Crafting Robust Interfaces
Central to Efstratios’s philosophy is the design of clean interfaces for LLMs, retrieval systems, tools, and memory components. He compared prompt crafting to API design, advocating for structured formats that clearly separate instructions, context, and queries. Well-documented tools, complete with detailed descriptions and practical examples, empower LLMs to perform effectively, while vague documentation leads to errors. Efstratios underscored the need for resilient error handling, such as fallback strategies for failed retrievals or tool invocations, to ensure system reliability. For example, a system might respond to a failed search by suggesting alternatives or retrying with adjusted parameters, improving usability and simplifying troubleshooting in production environments.
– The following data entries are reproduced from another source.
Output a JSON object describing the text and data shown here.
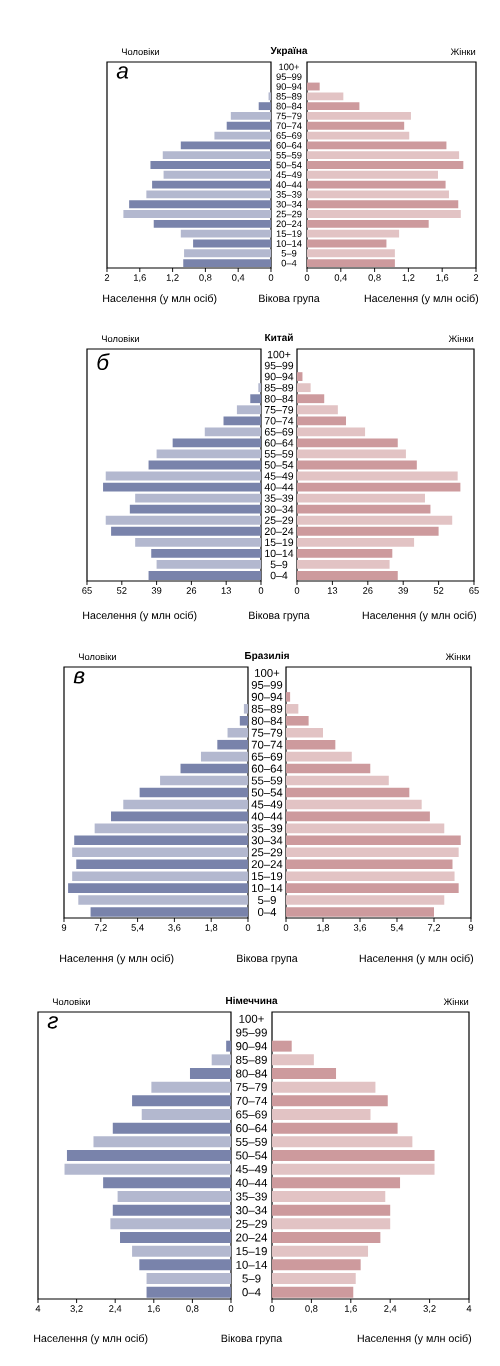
{
  "chart_data": [
    {
      "type": "bar",
      "orientation": "horizontal",
      "title": "Україна",
      "subtitle": "Чоловіки",
      "xlabel": "Населення (у млн осіб)",
      "ylabel": "Вікова група",
      "annotations": [
        "а"
      ],
      "categories": [
        "100+",
        "95–99",
        "90–94",
        "85–89",
        "80–84",
        "75–79",
        "70–74",
        "65–69",
        "60–64",
        "55–59",
        "50–54",
        "45–49",
        "40–44",
        "35–39",
        "30–34",
        "25–29",
        "20–24",
        "15–19",
        "10–14",
        "5–9",
        "0–4"
      ],
      "values": [
        0,
        0,
        0,
        0.03,
        0.15,
        0.49,
        0.54,
        0.69,
        1.1,
        1.32,
        1.47,
        1.31,
        1.45,
        1.52,
        1.73,
        1.8,
        1.43,
        1.1,
        0.95,
        1.06,
        1.07
      ],
      "colors": [
        "#7983ab",
        "#b3b8cf",
        "#7983ab",
        "#b3b8cf",
        "#7983ab",
        "#b3b8cf",
        "#7983ab",
        "#b3b8cf",
        "#7983ab",
        "#b3b8cf",
        "#7983ab",
        "#b3b8cf",
        "#7983ab",
        "#b3b8cf",
        "#7983ab",
        "#b3b8cf",
        "#7983ab",
        "#b3b8cf",
        "#7983ab",
        "#b3b8cf",
        "#7983ab"
      ],
      "xlim": [
        2,
        0
      ],
      "xticks": [
        2,
        {
          "value": 1.6,
          "label": "1,6"
        },
        {
          "value": 1.2,
          "label": "1,2"
        },
        {
          "value": 0.8,
          "label": "0,8"
        },
        {
          "value": 0.4,
          "label": "0,4"
        },
        0
      ]
    },
    {
      "type": "bar",
      "orientation": "horizontal",
      "subtitle": "Жінки",
      "xlabel": "Населення (у млн осіб)",
      "tick_labels": "x",
      "categories": [
        "100+",
        "95–99",
        "90–94",
        "85–89",
        "80–84",
        "75–79",
        "70–74",
        "65–69",
        "60–64",
        "55–59",
        "50–54",
        "45–49",
        "40–44",
        "35–39",
        "30–34",
        "25–29",
        "20–24",
        "15–19",
        "10–14",
        "5–9",
        "0–4"
      ],
      "values": [
        0,
        0,
        0.15,
        0.43,
        0.62,
        1.23,
        1.15,
        1.21,
        1.65,
        1.8,
        1.85,
        1.55,
        1.64,
        1.68,
        1.79,
        1.82,
        1.44,
        1.09,
        0.94,
        1.04,
        1.04
      ],
      "colors": [
        "#cd9a9d",
        "#e2c3c4",
        "#cd9a9d",
        "#e2c3c4",
        "#cd9a9d",
        "#e2c3c4",
        "#cd9a9d",
        "#e2c3c4",
        "#cd9a9d",
        "#e2c3c4",
        "#cd9a9d",
        "#e2c3c4",
        "#cd9a9d",
        "#e2c3c4",
        "#cd9a9d",
        "#e2c3c4",
        "#cd9a9d",
        "#e2c3c4",
        "#cd9a9d",
        "#e2c3c4",
        "#cd9a9d"
      ],
      "xlim": [
        0,
        2
      ],
      "xticks": [
        0,
        {
          "value": 0.4,
          "label": "0,4"
        },
        {
          "value": 0.8,
          "label": "0,8"
        },
        {
          "value": 1.2,
          "label": "1,2"
        },
        {
          "value": 1.6,
          "label": "1,6"
        },
        2
      ]
    },
    {
      "type": "bar",
      "orientation": "horizontal",
      "title": "Китай",
      "subtitle": "Чоловіки",
      "xlabel": "Населення (у млн осіб)",
      "ylabel": "Вікова група",
      "annotations": [
        "б"
      ],
      "categories": [
        "100+",
        "95–99",
        "90–94",
        "85–89",
        "80–84",
        "75–79",
        "70–74",
        "65–69",
        "60–64",
        "55–59",
        "50–54",
        "45–49",
        "40–44",
        "35–39",
        "30–34",
        "25–29",
        "20–24",
        "15–19",
        "10–14",
        "5–9",
        "0–4"
      ],
      "values": [
        0,
        0,
        0,
        1,
        4,
        9,
        14,
        21,
        33,
        39,
        42,
        58,
        59,
        47,
        49,
        58,
        56,
        47,
        41,
        39,
        42
      ],
      "colors": [
        "#7983ab",
        "#b3b8cf",
        "#7983ab",
        "#b3b8cf",
        "#7983ab",
        "#b3b8cf",
        "#7983ab",
        "#b3b8cf",
        "#7983ab",
        "#b3b8cf",
        "#7983ab",
        "#b3b8cf",
        "#7983ab",
        "#b3b8cf",
        "#7983ab",
        "#b3b8cf",
        "#7983ab",
        "#b3b8cf",
        "#7983ab",
        "#b3b8cf",
        "#7983ab"
      ],
      "xlim": [
        65,
        0
      ],
      "xticks": [
        65,
        52,
        39,
        26,
        13,
        0
      ]
    },
    {
      "type": "bar",
      "orientation": "horizontal",
      "subtitle": "Жінки",
      "xlabel": "Населення (у млн осіб)",
      "tick_labels": "x",
      "categories": [
        "100+",
        "95–99",
        "90–94",
        "85–89",
        "80–84",
        "75–79",
        "70–74",
        "65–69",
        "60–64",
        "55–59",
        "50–54",
        "45–49",
        "40–44",
        "35–39",
        "30–34",
        "25–29",
        "20–24",
        "15–19",
        "10–14",
        "5–9",
        "0–4"
      ],
      "values": [
        0,
        0,
        2,
        5,
        10,
        15,
        18,
        25,
        37,
        40,
        44,
        59,
        60,
        47,
        49,
        57,
        52,
        43,
        35,
        34,
        37
      ],
      "colors": [
        "#cd9a9d",
        "#e2c3c4",
        "#cd9a9d",
        "#e2c3c4",
        "#cd9a9d",
        "#e2c3c4",
        "#cd9a9d",
        "#e2c3c4",
        "#cd9a9d",
        "#e2c3c4",
        "#cd9a9d",
        "#e2c3c4",
        "#cd9a9d",
        "#e2c3c4",
        "#cd9a9d",
        "#e2c3c4",
        "#cd9a9d",
        "#e2c3c4",
        "#cd9a9d",
        "#e2c3c4",
        "#cd9a9d"
      ],
      "xlim": [
        0,
        65
      ],
      "xticks": [
        0,
        13,
        26,
        39,
        52,
        65
      ]
    },
    {
      "type": "bar",
      "orientation": "horizontal",
      "title": "Бразилія",
      "subtitle": "Чоловіки",
      "xlabel": "Населення (у млн осіб)",
      "ylabel": "Вікова група",
      "annotations": [
        "в"
      ],
      "categories": [
        "100+",
        "95–99",
        "90–94",
        "85–89",
        "80–84",
        "75–79",
        "70–74",
        "65–69",
        "60–64",
        "55–59",
        "50–54",
        "45–49",
        "40–44",
        "35–39",
        "30–34",
        "25–29",
        "20–24",
        "15–19",
        "10–14",
        "5–9",
        "0–4"
      ],
      "values": [
        0,
        0,
        0,
        0.2,
        0.4,
        1,
        1.5,
        2.3,
        3.3,
        4.3,
        5.3,
        6.1,
        6.7,
        7.5,
        8.5,
        8.6,
        8.4,
        8.6,
        8.8,
        8.3,
        7.7
      ],
      "colors": [
        "#7983ab",
        "#b3b8cf",
        "#7983ab",
        "#b3b8cf",
        "#7983ab",
        "#b3b8cf",
        "#7983ab",
        "#b3b8cf",
        "#7983ab",
        "#b3b8cf",
        "#7983ab",
        "#b3b8cf",
        "#7983ab",
        "#b3b8cf",
        "#7983ab",
        "#b3b8cf",
        "#7983ab",
        "#b3b8cf",
        "#7983ab",
        "#b3b8cf",
        "#7983ab"
      ],
      "xlim": [
        9,
        0
      ],
      "xticks": [
        9,
        {
          "value": 7.2,
          "label": "7,2"
        },
        {
          "value": 5.4,
          "label": "5,4"
        },
        {
          "value": 3.6,
          "label": "3,6"
        },
        {
          "value": 1.8,
          "label": "1,8"
        },
        0
      ]
    },
    {
      "type": "bar",
      "orientation": "horizontal",
      "subtitle": "Жінки",
      "xlabel": "Населення (у млн осіб)",
      "tick_labels": "x",
      "categories": [
        "100+",
        "95–99",
        "90–94",
        "85–89",
        "80–84",
        "75–79",
        "70–74",
        "65–69",
        "60–64",
        "55–59",
        "50–54",
        "45–49",
        "40–44",
        "35–39",
        "30–34",
        "25–29",
        "20–24",
        "15–19",
        "10–14",
        "5–9",
        "0–4"
      ],
      "values": [
        0,
        0,
        0.2,
        0.6,
        1.1,
        1.8,
        2.4,
        3.2,
        4.1,
        5,
        6,
        6.6,
        7,
        7.7,
        8.5,
        8.4,
        8.1,
        8.2,
        8.4,
        7.7,
        7.2
      ],
      "colors": [
        "#cd9a9d",
        "#e2c3c4",
        "#cd9a9d",
        "#e2c3c4",
        "#cd9a9d",
        "#e2c3c4",
        "#cd9a9d",
        "#e2c3c4",
        "#cd9a9d",
        "#e2c3c4",
        "#cd9a9d",
        "#e2c3c4",
        "#cd9a9d",
        "#e2c3c4",
        "#cd9a9d",
        "#e2c3c4",
        "#cd9a9d",
        "#e2c3c4",
        "#cd9a9d",
        "#e2c3c4",
        "#cd9a9d"
      ],
      "xlim": [
        0,
        9
      ],
      "xticks": [
        0,
        {
          "value": 1.8,
          "label": "1,8"
        },
        {
          "value": 3.6,
          "label": "3,6"
        },
        {
          "value": 5.4,
          "label": "5,4"
        },
        {
          "value": 7.2,
          "label": "7,2"
        },
        9
      ]
    },
    {
      "type": "bar",
      "orientation": "horizontal",
      "title": "Німеччина",
      "subtitle": "Чоловіки",
      "xlabel": "Населення (у млн осіб)",
      "ylabel": "Вікова група",
      "annotations": [
        "г"
      ],
      "categories": [
        "100+",
        "95–99",
        "90–94",
        "85–89",
        "80–84",
        "75–79",
        "70–74",
        "65–69",
        "60–64",
        "55–59",
        "50–54",
        "45–49",
        "40–44",
        "35–39",
        "30–34",
        "25–29",
        "20–24",
        "15–19",
        "10–14",
        "5–9",
        "0–4"
      ],
      "values": [
        0,
        0,
        0.1,
        0.4,
        0.85,
        1.65,
        2.05,
        1.85,
        2.45,
        2.85,
        3.4,
        3.45,
        2.65,
        2.35,
        2.45,
        2.5,
        2.3,
        2.05,
        1.9,
        1.75,
        1.75
      ],
      "colors": [
        "#7983ab",
        "#b3b8cf",
        "#7983ab",
        "#b3b8cf",
        "#7983ab",
        "#b3b8cf",
        "#7983ab",
        "#b3b8cf",
        "#7983ab",
        "#b3b8cf",
        "#7983ab",
        "#b3b8cf",
        "#7983ab",
        "#b3b8cf",
        "#7983ab",
        "#b3b8cf",
        "#7983ab",
        "#b3b8cf",
        "#7983ab",
        "#b3b8cf",
        "#7983ab"
      ],
      "xlim": [
        4,
        0
      ],
      "xticks": [
        4,
        {
          "value": 3.2,
          "label": "3,2"
        },
        {
          "value": 2.4,
          "label": "2,4"
        },
        {
          "value": 1.6,
          "label": "1,6"
        },
        {
          "value": 0.8,
          "label": "0,8"
        },
        0
      ]
    },
    {
      "type": "bar",
      "orientation": "horizontal",
      "subtitle": "Жінки",
      "xlabel": "Населення (у млн осіб)",
      "tick_labels": "x",
      "categories": [
        "100+",
        "95–99",
        "90–94",
        "85–89",
        "80–84",
        "75–79",
        "70–74",
        "65–69",
        "60–64",
        "55–59",
        "50–54",
        "45–49",
        "40–44",
        "35–39",
        "30–34",
        "25–29",
        "20–24",
        "15–19",
        "10–14",
        "5–9",
        "0–4"
      ],
      "values": [
        0,
        0,
        0.4,
        0.85,
        1.3,
        2.1,
        2.35,
        2,
        2.55,
        2.85,
        3.3,
        3.3,
        2.6,
        2.3,
        2.4,
        2.4,
        2.2,
        1.95,
        1.8,
        1.7,
        1.65
      ],
      "colors": [
        "#cd9a9d",
        "#e2c3c4",
        "#cd9a9d",
        "#e2c3c4",
        "#cd9a9d",
        "#e2c3c4",
        "#cd9a9d",
        "#e2c3c4",
        "#cd9a9d",
        "#e2c3c4",
        "#cd9a9d",
        "#e2c3c4",
        "#cd9a9d",
        "#e2c3c4",
        "#cd9a9d",
        "#e2c3c4",
        "#cd9a9d",
        "#e2c3c4",
        "#cd9a9d",
        "#e2c3c4",
        "#cd9a9d"
      ],
      "xlim": [
        0,
        4
      ],
      "xticks": [
        0,
        {
          "value": 0.8,
          "label": "0,8"
        },
        {
          "value": 1.6,
          "label": "1,6"
        },
        {
          "value": 2.4,
          "label": "2,4"
        },
        {
          "value": 3.2,
          "label": "3,2"
        },
        4
      ]
    }
  ]
}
Enhancing Capabilities with Workflow Patterns
Efstratios explored three foundational workflow patterns—prompt chaining, routing, and parallelization—to optimize performance while managing complexity. Prompt chaining divides complex tasks into sequential steps, such as outlining, drafting, and refining content, enhancing clarity at the expense of increased latency. Routing employs an LLM to categorize inputs and direct them to specialized handlers, like a customer support bot distinguishing technical from financial queries, improving efficiency through focused processing. Parallelization, encompassing sectioning and voting, distributes tasks across multiple LLM instances, such as analyzing document segments concurrently, though it incurs higher computational costs. These patterns provide incremental enhancements, ideal for tasks requiring moderate sophistication.
Advanced Patterns and Decision-Making Principles
For more demanding scenarios, Efstratios presented two advanced patterns: orchestrator-workers and evaluator-optimizer. The orchestrator-workers pattern dynamically breaks down tasks, with a central LLM coordinating specialized workers, perfect for complex coding projects or multi-faceted content creation. The evaluator-optimizer pattern establishes a feedback loop, where a generator LLM produces content and an evaluator refines it iteratively, mirroring human iterative processes. Efstratios outlined six decision-making principles—use case alignment, development effort, maintainability, performance granularity, latency, and cost—to guide pattern selection. Simple solutions suffice for tasks like summarization, while multi-step workflows excel in knowledge-intensive applications. He encouraged starting with minimal solutions, establishing performance baselines, identifying specific limitations, and adding complexity only when validated by measurable gains.